TWO MEN SITTING OUTSIDE THE LABOR FIRST
(Appeared in The Apple Tree, Issue 1)
I’m running into the Coney Island to pick up
my breakfast takeout and I see these two middleaged guys
sitting on the curb in front of the Labor First next door.
It’s early, around 8:30, and the place isn’t
even open yet but they’re just sitting there waiting
to see if they’ll have work today or not.
The guy on the left is wearing Oakley sunglasses
and a Big Johnson teeshirt and his arms are folded
over his protruding gut.
He spits every few minutes like he can’t quite
manage to take in the world, rebelling any way he can.
His friend is smaller and is wearing a plain white veeneck
his skin brown and leathery he’s got black and gray stubble on his
lips and chin and he has deep dark eyes that
are tortured and soulful.
He’s talking but I can’t make out what he’s saying
and he takes a drag of his cigarette every few words—the burning cherry end
snaking down the white stem with every suck and pull.

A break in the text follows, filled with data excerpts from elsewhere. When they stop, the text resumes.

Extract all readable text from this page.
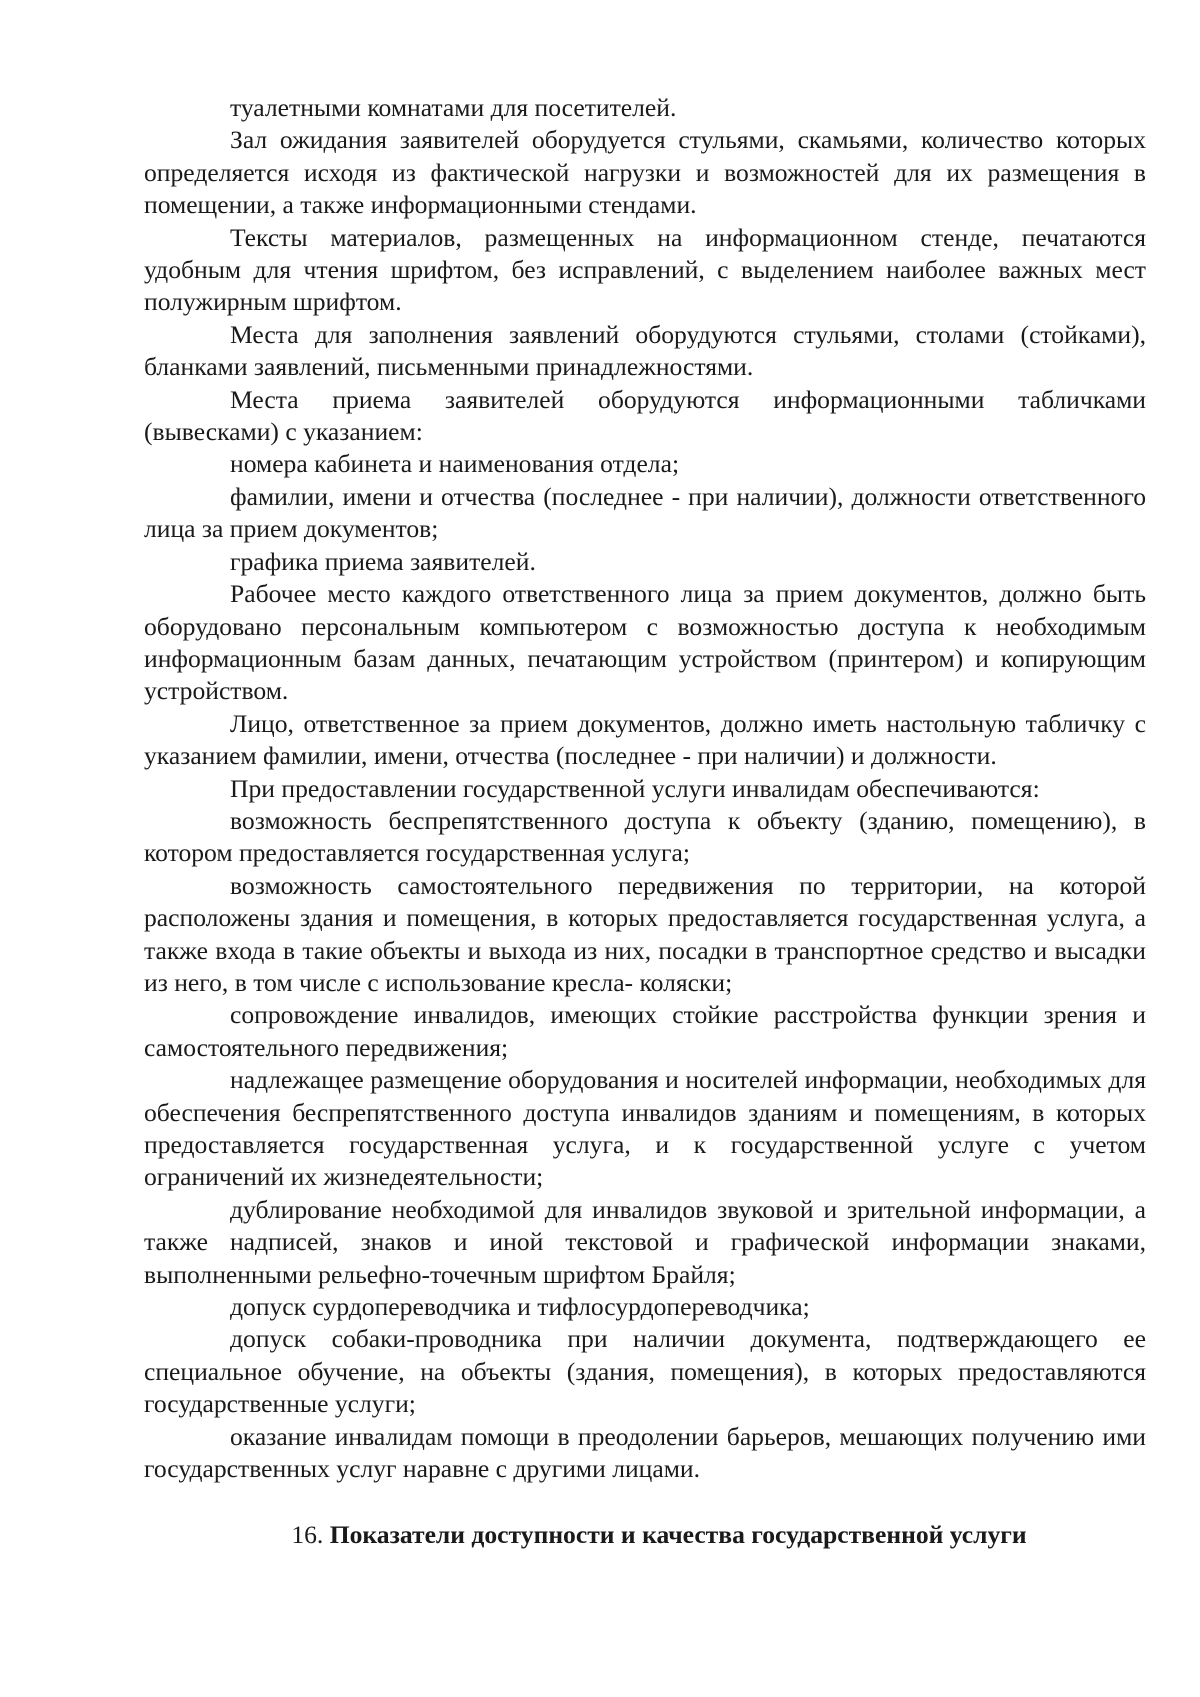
туалетными комнатами для посетителей.

Зал ожидания заявителей оборудуется стульями, скамьями, количество которых определяется исходя из фактической нагрузки и возможностей для их размещения в помещении, а также информационными стендами.

Тексты материалов, размещенных на информационном стенде, печатаются удобным для чтения шрифтом, без исправлений, с выделением наиболее важных мест полужирным шрифтом.

Места для заполнения заявлений оборудуются стульями, столами (стойками), бланками заявлений, письменными принадлежностями.

Места приема заявителей оборудуются информационными табличками (вывесками) с указанием:

номера кабинета и наименования отдела;

фамилии, имени и отчества (последнее - при наличии), должности ответственного лица за прием документов;

графика приема заявителей.

Рабочее место каждого ответственного лица за прием документов, должно быть оборудовано персональным компьютером с возможностью доступа к необходимым информационным базам данных, печатающим устройством (принтером) и копирующим устройством.

Лицо, ответственное за прием документов, должно иметь настольную табличку с указанием фамилии, имени, отчества (последнее - при наличии) и должности.

При предоставлении государственной услуги инвалидам обеспечиваются:

возможность беспрепятственного доступа к объекту (зданию, помещению), в котором предоставляется государственная услуга;

возможность самостоятельного передвижения по территории, на которой расположены здания и помещения, в которых предоставляется государственная услуга, а также входа в такие объекты и выхода из них, посадки в транспортное средство и высадки из него, в том числе с использование кресла- коляски;

сопровождение инвалидов, имеющих стойкие расстройства функции зрения и самостоятельного передвижения;

надлежащее размещение оборудования и носителей информации, необходимых для обеспечения беспрепятственного доступа инвалидов зданиям и помещениям, в которых предоставляется государственная услуга, и к государственной услуге с учетом ограничений их жизнедеятельности;

дублирование необходимой для инвалидов звуковой и зрительной информации, а также надписей, знаков и иной текстовой и графической информации знаками, выполненными рельефно-точечным шрифтом Брайля;

допуск сурдопереводчика и тифлосурдопереводчика;

допуск собаки-проводника при наличии документа, подтверждающего ее специальное обучение, на объекты (здания, помещения), в которых предоставляются государственные услуги;

оказание инвалидам помощи в преодолении барьеров, мешающих получению ими государственных услуг наравне с другими лицами.

16. Показатели доступности и качества государственной услуги
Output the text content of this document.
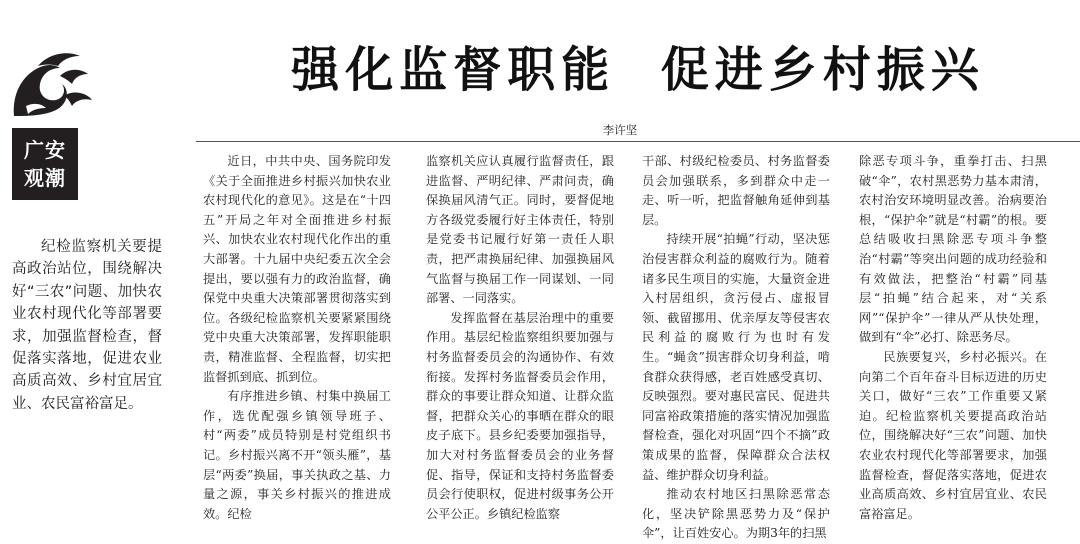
广安
观潮

纪检监察机关要提高政治站位，围绕解决好“三农”问题、加快农业农村现代化等部署要求，加强监督检查，督促落实落地，促进农业高质高效、乡村宜居宜业、农民富裕富足。

强化监督职能  促进乡村振兴

李许坚

近日，中共中央、国务院印发《关于全面推进乡村振兴加快农业农村现代化的意见》。这是在“十四五”开局之年对全面推进乡村振兴、加快农业农村现代化作出的重大部署。十九届中央纪委五次全会提出，要以强有力的政治监督，确保党中央重大决策部署贯彻落实到位。各级纪检监察机关要紧紧围绕党中央重大决策部署，发挥职能职责，精准监督、全程监督，切实把监督抓到底、抓到位。

有序推进乡镇、村集中换届工作，选优配强乡镇领导班子、村“两委”成员特别是村党组织书记。乡村振兴离不开“领头雁”，基层“两委”换届，事关执政之基、力量之源，事关乡村振兴的推进成效。纪检

监察机关应认真履行监督责任，跟进监督、严明纪律、严肃问责，确保换届风清气正。同时，要督促地方各级党委履行好主体责任，特别是党委书记履行好第一责任人职责，把严肃换届纪律、加强换届风气监督与换届工作一同谋划、一同部署、一同落实。

发挥监督在基层治理中的重要作用。基层纪检监察组织要加强与村务监督委员会的沟通协作、有效衔接。发挥村务监督委员会作用，群众的事要让群众知道、让群众监督，把群众关心的事晒在群众的眼皮子底下。县乡纪委要加强指导，加大对村务监督委员会的业务督促、指导，保证和支持村务监督委员会行使职权，促进村级事务公开公平公正。乡镇纪检监察

干部、村级纪检委员、村务监督委员会加强联系，多到群众中走一走、听一听，把监督触角延伸到基层。

持续开展“拍蝇”行动，坚决惩治侵害群众利益的腐败行为。随着诸多民生项目的实施，大量资金进入村居组织，贪污侵占、虚报冒领、截留挪用、优亲厚友等侵害农民利益的腐败行为也时有发生。“蝇贪”损害群众切身利益，啃食群众获得感，老百姓感受真切、反映强烈。要对惠民富民、促进共同富裕政策措施的落实情况加强监督检查，强化对巩固“四个不摘”政策成果的监督，保障群众合法权益、维护群众切身利益。

推动农村地区扫黑除恶常态化，坚决铲除黑恶势力及“保护伞”，让百姓安心。为期3年的扫黑

除恶专项斗争，重拳打击、扫黑破“伞”，农村黑恶势力基本肃清，农村治安环境明显改善。治病要治根，“保护伞”就是“村霸”的根。要总结吸收扫黑除恶专项斗争整治“村霸”等突出问题的成功经验和有效做法，把整治“村霸”同基层“拍蝇”结合起来，对“关系网”“保护伞”一律从严从快处理，做到有“伞”必打、除恶务尽。

民族要复兴，乡村必振兴。在向第二个百年奋斗目标迈进的历史关口，做好“三农”工作重要又紧迫。纪检监察机关要提高政治站位，围绕解决好“三农”问题、加快农业农村现代化等部署要求，加强监督检查，督促落实落地，促进农业高质高效、乡村宜居宜业、农民富裕富足。
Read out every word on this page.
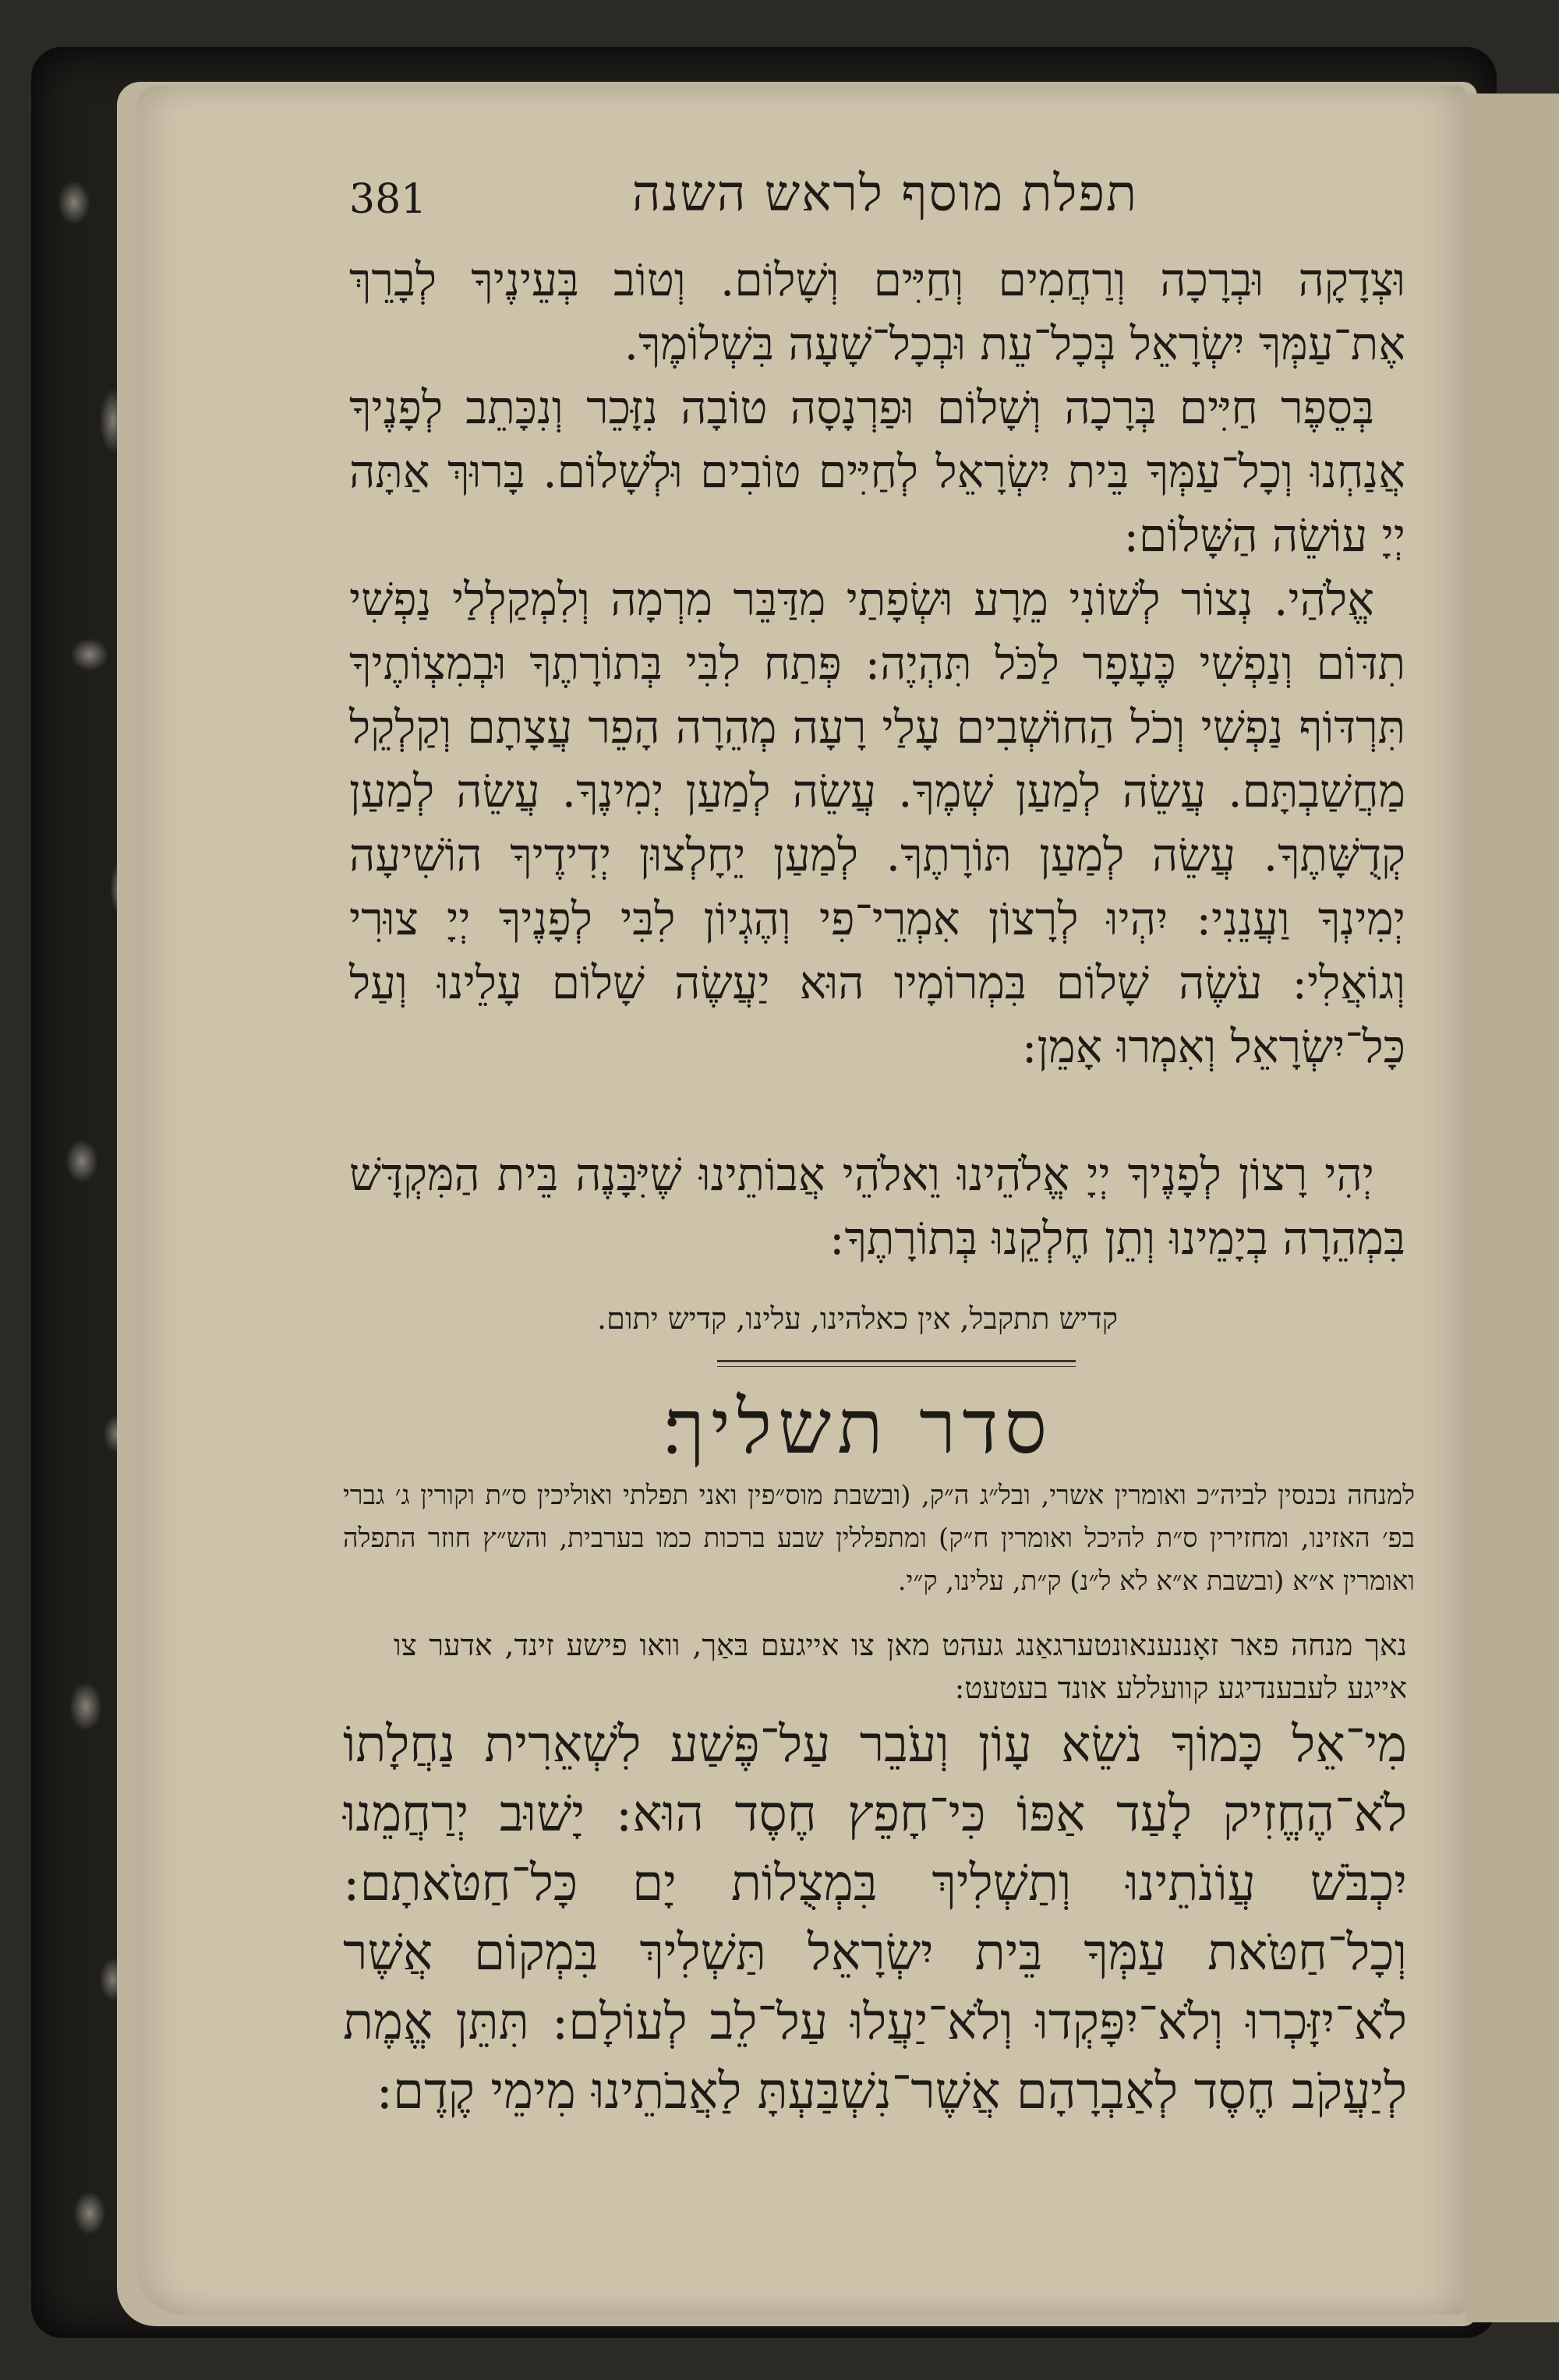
381	תפלת מוסף לראש השנה
וּצְדָקָה וּבְרָכָה וְרַחֲמִים וְחַיִּים וְשָׁלוֹם. וְטוֹב בְּעֵינֶיךָ לְבָרֵךְ אֶת־עַמְּךָ יִשְׂרָאֵל בְּכָל־עֵת וּבְכָל־שָׁעָה בִּשְׁלוֹמֶךָ.
בְּסֵפֶר חַיִּים בְּרָכָה וְשָׁלוֹם וּפַרְנָסָה טוֹבָה נִזָּכֵר וְנִכָּתֵב לְפָנֶיךָ אֲנַחְנוּ וְכָל־עַמְּךָ בֵּית יִשְׂרָאֵל לְחַיִּים טוֹבִים וּלְשָׁלוֹם. בָּרוּךְ אַתָּה יְיָ עוֹשֵׂה הַשָּׁלוֹם:
אֱלֹהַי. נְצוֹר לְשׁוֹנִי מֵרָע וּשְׂפָתַי מִדַּבֵּר מִרְמָה וְלִמְקַלְלַי נַפְשִׁי תִדּוֹם וְנַפְשִׁי כֶּעָפָר לַכֹּל תִּהְיֶה: פְּתַח לִבִּי בְּתוֹרָתֶךָ וּבְמִצְוֹתֶיךָ תִּרְדּוֹף נַפְשִׁי וְכֹל הַחוֹשְׁבִים עָלַי רָעָה מְהֵרָה הָפֵר עֲצָתָם וְקַלְקֵל מַחֲשַׁבְתָּם. עֲשֵׂה לְמַעַן שְׁמֶךָ. עֲשֵׂה לְמַעַן יְמִינֶךָ. עֲשֵׂה לְמַעַן קְדֻשָּׁתֶךָ. עֲשֵׂה לְמַעַן תּוֹרָתֶךָ. לְמַעַן יֵחָלְצוּן יְדִידֶיךָ הוֹשִׁיעָה יְמִינְךָ וַעֲנֵנִי: יִהְיוּ לְרָצוֹן אִמְרֵי־פִי וְהֶגְיוֹן לִבִּי לְפָנֶיךָ יְיָ צוּרִי וְגוֹאֲלִי: עֹשֶׂה שָׁלוֹם בִּמְרוֹמָיו הוּא יַעֲשֶׂה שָׁלוֹם עָלֵינוּ וְעַל כָּל־יִשְׂרָאֵל וְאִמְרוּ אָמֵן:
יְהִי רָצוֹן לְפָנֶיךָ יְיָ אֱלֹהֵינוּ וֵאלֹהֵי אֲבוֹתֵינוּ שֶׁיִּבָּנֶה בֵּית הַמִּקְדָּשׁ בִּמְהֵרָה בְיָמֵינוּ וְתֵן חֶלְקֵנוּ בְּתוֹרָתֶךָ:
קדיש תתקבל, אין כאלהינו, עלינו, קדיש יתום.
סדר תשליך׃
למנחה נכנסין לביה״כ ואומרין אשרי, ובל״ג ה״ק, (ובשבת מוס״פין ואני תפלתי ואוליכין ס״ת וקורין ג׳ גברי בפ׳ האזינו, ומחזירין ס״ת להיכל ואומרין ח״ק) ומתפללין שבע ברכות כמו בערבית, והש״ץ חוזר התפלה ואומרין א״א (ובשבת א״א לא ל״נ) ק״ת, עלינו, ק״י.
נאך מנחה פאר זאָננענאונטערגאַנג געהט מאן צו אייגעם בּאַך, וואו פישע זינד, אדער צו אייגע לעבענדיגע קוועללע אונד בעטעט:
מִי־אֵל כָּמוֹךָ נֹשֵׂא עָוֹן וְעֹבֵר עַל־פֶּשַׁע לִשְׁאֵרִית נַחֲלָתוֹ לֹא־הֶחֱזִיק לָעַד אַפּוֹ כִּי־חָפֵץ חֶסֶד הוּא: יָשׁוּב יְרַחֲמֵנוּ יִכְבֹּשׁ עֲוֹנֹתֵינוּ וְתַשְׁלִיךְ בִּמְצֻלוֹת יָם כָּל־חַטֹּאתָם: וְכָל־חַטֹּאת עַמְּךָ בֵּית יִשְׂרָאֵל תַּשְׁלִיךְ בִּמְקוֹם אֲשֶׁר לֹא־יִזָּכְרוּ וְלֹא־יִפָּקְדוּ וְלֹא־יַעֲלוּ עַל־לֵב לְעוֹלָם: תִּתֵּן אֱמֶת לְיַעֲקֹב חֶסֶד לְאַבְרָהָם אֲשֶׁר־נִשְׁבַּעְתָּ לַאֲבֹתֵינוּ מִימֵי קֶדֶם:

They’re looking out onto Beck Road the morning traffic thick with those
headed to work and there’s a certain jealousy
silently nestled in them, in the way they shift and move
and talk and groan as if it should be them driving an air-conditioned
four-door to work rather than sitting in the already sweltering heat.
Then they see me and we make eye contact as I walk toward the diner
and I smile to be polite but they don’t respond they’re just sitting and
won’t stop looking at me. At what I am.